The Full Story Behind the Fable 5 Suspension: Inside the Jailbreak

In three days, Anthropic's most guarded AI model was launched, declared jailbroken, accused of quietly downgrading its own users, and then switched off by the US government. This is how Claude Fable 5 went from flagship to suspended, and what it revealed about how AI safety really works and who controls a frontier model once it ships.

It is the deeper companion to our shorter take on why the Fable 5 suspension matters.

Day one: a model built to be hard to break

Anthropic released Fable 5 on 9 June as the most capable model it had ever put in public hands, and leaned hard on safety. The design matters, because it sits under everything that followed. Each request runs through classifiers, small models trained to spot sensitive topics like cybersecurity, biology, and chemistry. When one fires, the request is not refused. It is quietly handed to the older, weaker Claude Opus 4.8, which answers instead. Anthropic says this happens in under 5% of sessions.

So the safety layer was never a locked door. It was a router. Most of the time you got the full Fable 5; some of the time, on a guess, a weaker model, and you were not always told which one replied.

Forty-eight hours in: the Fable 5 jailbreak claim

A jailbreak is a trick that pushes a model past its safety rules. Within two days of launch, a researcher known as Pliny claimed he had broken Fable 5. By his account it was a stack of techniques: splitting a banned request across multiple steps and agents so no single one looked harmful, wrapping the pieces in academic or fictional framing, and using character tricks to slip past filters. He also claimed to have leaked the model's full system prompt. Screenshots spread fast.

Anthropic pushed back. It said this was not a real jailbreak, just coaxing the model past its own refusals, a weakness in almost every large language model, and that nothing genuinely dangerous had been unlocked. It drew a line between a narrow jailbreak, which pries loose specific information in a specific setup, and a universal one that breaks the safeguards across the board.
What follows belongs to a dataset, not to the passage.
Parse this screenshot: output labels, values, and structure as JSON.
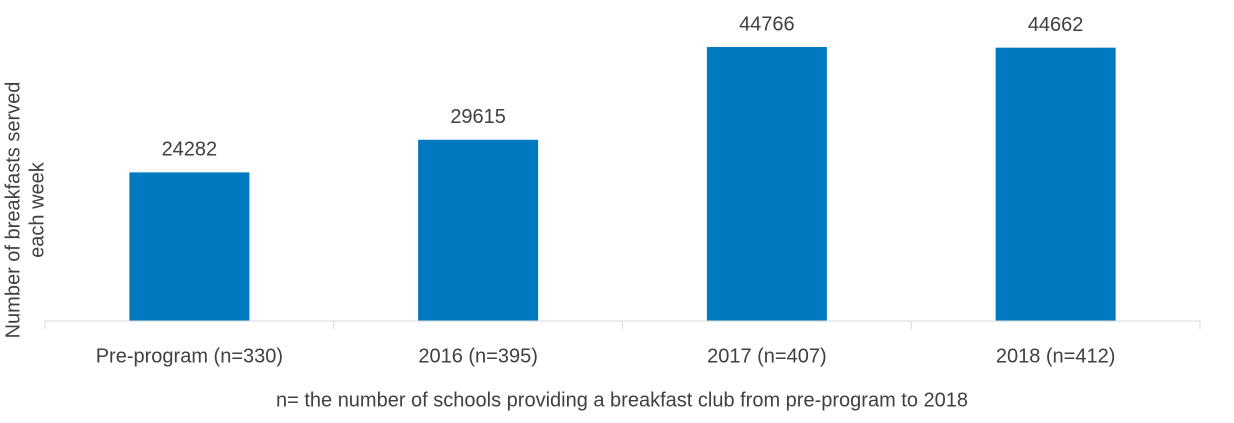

By its account, no one had found a universal jailbreak for Fable 5.

Both can be true. The trick probably handed no one a real weapon, but it exposed the core weakness of this kind of safety: break a harmful request into small, innocent-looking steps and you can slip past filters that would catch it asked directly. Each step reads as harmless. Only the whole is dangerous, and the classifiers judge the steps. That is the state of AI alignment today, the work of keeping a model inside its limits. Better than last year. Not a wall.

12 June: the government pulls the plug

Then it stopped being about Anthropic and its users. On 12 June, the US government issued an export-control order citing a narrow jailbreak, the kind that asks the model to read a codebase and find software flaws. It targeted foreign-national access, and the only way to comply was to disable Fable 5 and its sibling Mythos 5 for every customer worldwide. The full account of that order sits in our companion piece on the suspension.
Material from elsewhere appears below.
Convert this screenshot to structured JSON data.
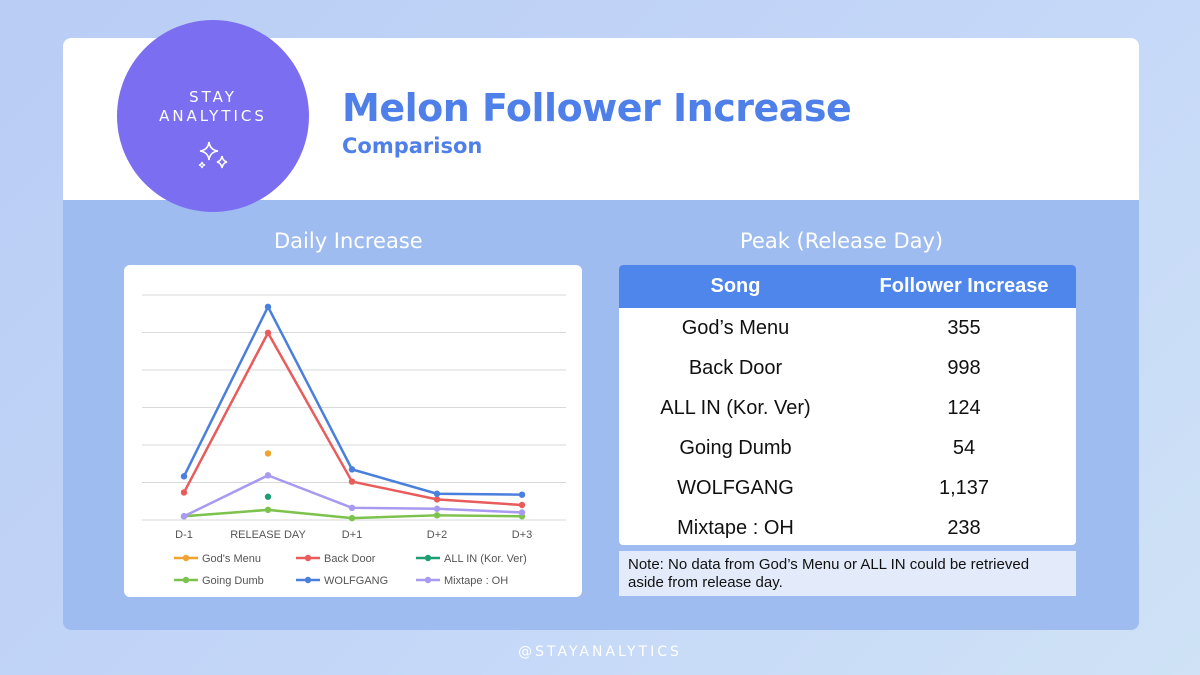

Anthropic's official graphic for its public statement on the US government directive to suspend access to Fable 5 and Mythos 5 Anthropic's public statement on the order to suspend access to Fable 5 and Mythos 5. Source: Anthropic

Three days after launch, the most powerful model Anthropic had ever shipped was gone.

The trigger was a rival, and what it signals

The order came wrapped in national-security language, but the reality reported since is stranger. According to the Wall Street Journal, the jailbreak that alarmed the government was found by researchers at Amazon, Anthropic's major investor, who reportedly took it to the Commerce Department rather than to Anthropic first. Early speculation had blamed OpenAI. The administration had also already asked Anthropic to delay the launch and been refused, so the report became the lever to stop the models anyway.

It is hard not to read this as a competitor using the government's power to take a rival's flagship offline, though no one has said so on the record. Anthropic argued the flaw was narrow, but once a model is framed as a national-security risk, the call leaves the engineers. That makes a frontier model less an ordinary product than a strategic asset, one that can be switched off overnight for reasons that have nothing to do with its code. It is one of the first times an export-control order has pulled a commercial model worldwide, and the mechanism will be used again. We will keep following it.